El juez federal Kenneth M. Hoyt, del Distrito Sur de Texas, desestimó con perjuicio todos los cargos en contra del empresario mexicano Ramon Alexandro Rovirosa Martínez, quien era acusado en Estados Unidos en un caso relacionado con presuntos pagos indebidos vinculados a contratos de Petróleos Mexicanos (Pemex), con lo que el expediente 4:25-CR-00415 queda cerrado de manera definitiva.
El proceso fue llevado en ese país bajo el marco legal que permite a autoridades estadounidenses investigar posibles irregularidades en operaciones internacionales cuando existe algún vínculo con su jurisdicción, como transacciones, empresas o esquemas financieros relacionados con su territorio.
La resolución fue emitida con base en las facultades de supervisión del tribunal. De acuerdo con la defensa, la decisión responde a lo que calificó como una “desobediencia deliberada de la ley” por parte del gobierno.
La estrategia legal fue encabezada por el abogado Ryan McConnell, del despacho R. McConnell Group, junto con la abogada Catherine M. Maraist.

El equipo sostuvo que la actuación del gobierno no fue un hecho aislado, sino un patrón de conducta que, según su argumentación, afectó la integridad del sistema judicial.

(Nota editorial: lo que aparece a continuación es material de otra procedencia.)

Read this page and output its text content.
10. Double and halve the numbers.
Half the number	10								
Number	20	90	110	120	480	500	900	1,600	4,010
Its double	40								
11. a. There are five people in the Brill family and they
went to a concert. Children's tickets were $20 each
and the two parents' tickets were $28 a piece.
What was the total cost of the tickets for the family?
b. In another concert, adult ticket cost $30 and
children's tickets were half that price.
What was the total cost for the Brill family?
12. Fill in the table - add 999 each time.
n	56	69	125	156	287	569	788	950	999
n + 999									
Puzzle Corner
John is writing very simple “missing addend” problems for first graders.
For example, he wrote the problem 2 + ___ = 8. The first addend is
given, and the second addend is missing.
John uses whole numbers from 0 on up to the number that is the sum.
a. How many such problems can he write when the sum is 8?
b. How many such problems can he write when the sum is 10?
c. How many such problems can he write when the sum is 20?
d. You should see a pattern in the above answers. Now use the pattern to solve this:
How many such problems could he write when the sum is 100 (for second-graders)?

La moción presentada por la defensa y aprobada por el juez se centró en distintos elementos jurídicos relacionados con el debido proceso. Entre ellos, se encuentra la aplicación de la doctrina de facultades de supervisión, con base en precedentes como United States v. Bundy, que permite a un tribunal desestimar una acusación para proteger la integridad judicial y prevenir conductas indebidas por parte de la fiscalía.
En su exposición, la defensa señaló que la fiscalía utilizó una moción de detención (Doc. No. 11), que —según su dicho— carecía de sustento en las Reglas Federales de Procedimiento Penal, para incorporar al expediente público señalamientos sobre actos ilegales. De acuerdo con el equipo jurídico, la difusión posterior de esa información generó un impacto que, según su versión, desincentivó la participación de posibles testigos en el proceso.
Asimismo, la defensa argumentó que el gobierno incumplió con su obligación constitucional de entregar evidencia exculpatoria, conforme al precedente Brady v. Maryland. Señaló que la fiscalía aseguró haber entregado copias forenses de dispositivos electrónicos, cuando —según su versión— solo proporcionó fragmentos de información que no permitían conocer el contexto completo de las comunicaciones.
El análisis presentado por la defensa también indica que la acusación avanzó sin la presentación de testigos de hecho.
Según su exposición, se intentó utilizar el testimonio de una persona con antecedentes penales sin conocimiento directo de los hechos, así como el de un supuesto experto en derecho mexicano cuya acreditación fue cuestionada.
También se expuso que parte de la evidencia, consistente en mensajes de texto, fue presentada en etapas finales del juicio, lo que, de acuerdo con la defensa, limitó la posibilidad de ejercer el derecho a la confrontación y al contrainterrogatorio.
Al dictar la desestimación con perjuicio, el juez Kenneth M. Hoyt determinó que el daño causado al acusado era irreparable, por lo que los cargos no podrán ser presentados nuevamente.
Con esta resolución, el proceso penal en contra de Rovirosa en Estados Unidos queda concluido de manera definitiva.